Kegs make me nervous - 1: they're giant metal drums which I'm sure will raise eyebrows with the TSA on an x-ray. 2: the cargo hold is not pressurized, the keg is. Say you've got 10psi in the keg, at ground level (14.7psi atmospheric). At cruising altitude, you drop to 2-3psi, which is going to effectively increase the gauge pressure on your keg. What's your safety blow-off set to? My fear is the blow off venting at altitude, and venting your beer all over your bag and the cargo hold.

Misplaced_Canuck 12-03-2012 05:12 PM

Quote:

Originally Posted by BadNewsBrewery (Post 4644795)
the cargo hold is not pressurized, the keg is.

Incorrect. The cargo is pressurized JUST like the rest of the plane. That's why dogs in kennels can fly in the cargo.

Most airplanes are pressurized to 8,000ft.

I've brought numerous cans + bottles of beer from the UK in years past without any problems. Of course, glass breakage is a concern.

MC

BadNewsBrewery 12-03-2012 05:32 PM

I stand corrected - cargo holds are pressurized, not all are temperature controlled, but it wouldn't really matter in this case.

Still think you'd run into issues with large metal cylinders full of liquid weighing in excess of 70lbs in your luggage.

B2Barleywine 12-03-2012 05:40 PM

Yes, the cargo hold is pressurized. Transporting bottled beer is not an issue if it's in a checked bag. They will of course ding you on overweight charges. That could add up quickly as you only get one checked bag for free. As for kegs, I wouldn't even go there. Tsa and FAA prohibit Compressed gas cylinders. If they somehow manage to let the kegs slip past they most certainly won't want you toting a co2 cylinder on board.
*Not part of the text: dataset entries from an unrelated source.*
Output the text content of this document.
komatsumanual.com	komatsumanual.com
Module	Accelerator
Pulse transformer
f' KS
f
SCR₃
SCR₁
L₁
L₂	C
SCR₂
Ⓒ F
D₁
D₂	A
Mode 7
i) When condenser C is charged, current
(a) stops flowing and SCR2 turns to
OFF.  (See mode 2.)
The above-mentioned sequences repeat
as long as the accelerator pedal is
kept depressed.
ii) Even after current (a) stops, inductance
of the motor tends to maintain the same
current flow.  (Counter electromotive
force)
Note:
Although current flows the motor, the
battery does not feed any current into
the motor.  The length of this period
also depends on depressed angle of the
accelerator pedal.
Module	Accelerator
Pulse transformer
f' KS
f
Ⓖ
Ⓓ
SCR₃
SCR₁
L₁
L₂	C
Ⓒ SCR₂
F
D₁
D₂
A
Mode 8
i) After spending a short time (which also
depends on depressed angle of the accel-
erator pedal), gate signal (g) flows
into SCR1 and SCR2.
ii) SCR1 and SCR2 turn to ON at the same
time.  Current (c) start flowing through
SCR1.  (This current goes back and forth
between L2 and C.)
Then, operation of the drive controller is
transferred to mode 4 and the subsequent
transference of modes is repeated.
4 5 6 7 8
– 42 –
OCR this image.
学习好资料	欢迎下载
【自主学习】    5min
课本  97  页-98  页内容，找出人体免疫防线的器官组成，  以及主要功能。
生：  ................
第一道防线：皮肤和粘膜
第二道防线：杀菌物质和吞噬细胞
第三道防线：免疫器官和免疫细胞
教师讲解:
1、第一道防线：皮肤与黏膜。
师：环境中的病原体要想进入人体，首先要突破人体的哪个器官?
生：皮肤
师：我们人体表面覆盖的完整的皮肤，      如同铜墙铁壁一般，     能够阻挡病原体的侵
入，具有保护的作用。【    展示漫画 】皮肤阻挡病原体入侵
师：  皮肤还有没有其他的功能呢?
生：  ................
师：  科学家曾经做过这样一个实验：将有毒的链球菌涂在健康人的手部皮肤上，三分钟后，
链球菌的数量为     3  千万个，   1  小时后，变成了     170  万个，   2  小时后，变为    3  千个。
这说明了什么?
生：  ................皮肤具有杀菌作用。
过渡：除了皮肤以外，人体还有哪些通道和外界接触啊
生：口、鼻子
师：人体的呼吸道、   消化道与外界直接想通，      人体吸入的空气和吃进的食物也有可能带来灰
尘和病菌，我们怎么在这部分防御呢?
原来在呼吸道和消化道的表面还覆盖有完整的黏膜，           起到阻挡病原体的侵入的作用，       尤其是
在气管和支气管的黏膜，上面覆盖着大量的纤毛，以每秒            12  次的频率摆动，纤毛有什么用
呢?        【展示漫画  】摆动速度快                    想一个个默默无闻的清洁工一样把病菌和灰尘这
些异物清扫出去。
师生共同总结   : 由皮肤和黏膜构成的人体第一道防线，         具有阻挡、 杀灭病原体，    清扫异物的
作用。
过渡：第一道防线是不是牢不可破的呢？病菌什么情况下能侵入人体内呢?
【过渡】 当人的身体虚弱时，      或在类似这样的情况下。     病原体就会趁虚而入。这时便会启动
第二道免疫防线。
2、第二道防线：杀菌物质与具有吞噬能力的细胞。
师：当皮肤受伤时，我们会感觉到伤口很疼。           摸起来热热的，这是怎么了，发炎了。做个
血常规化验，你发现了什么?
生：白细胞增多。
maxamuus 12-03-2012 07:06 PM

Quote:

Originally Posted by B2Barleywine (Post 4645153)
That could add up quickly as you only get one checked bag for free.


Most airlines dont even give you one for free. Depends on who you are flying tho.

jsv1204 12-03-2012 07:18 PM

Quote:

Originally Posted by adivito
My thought is shipping would be far cheaper. Just the weight of 10 gallons of liquid before packaging would make flying with it very expensive.

Ditto - that's about 90 lbs of beer.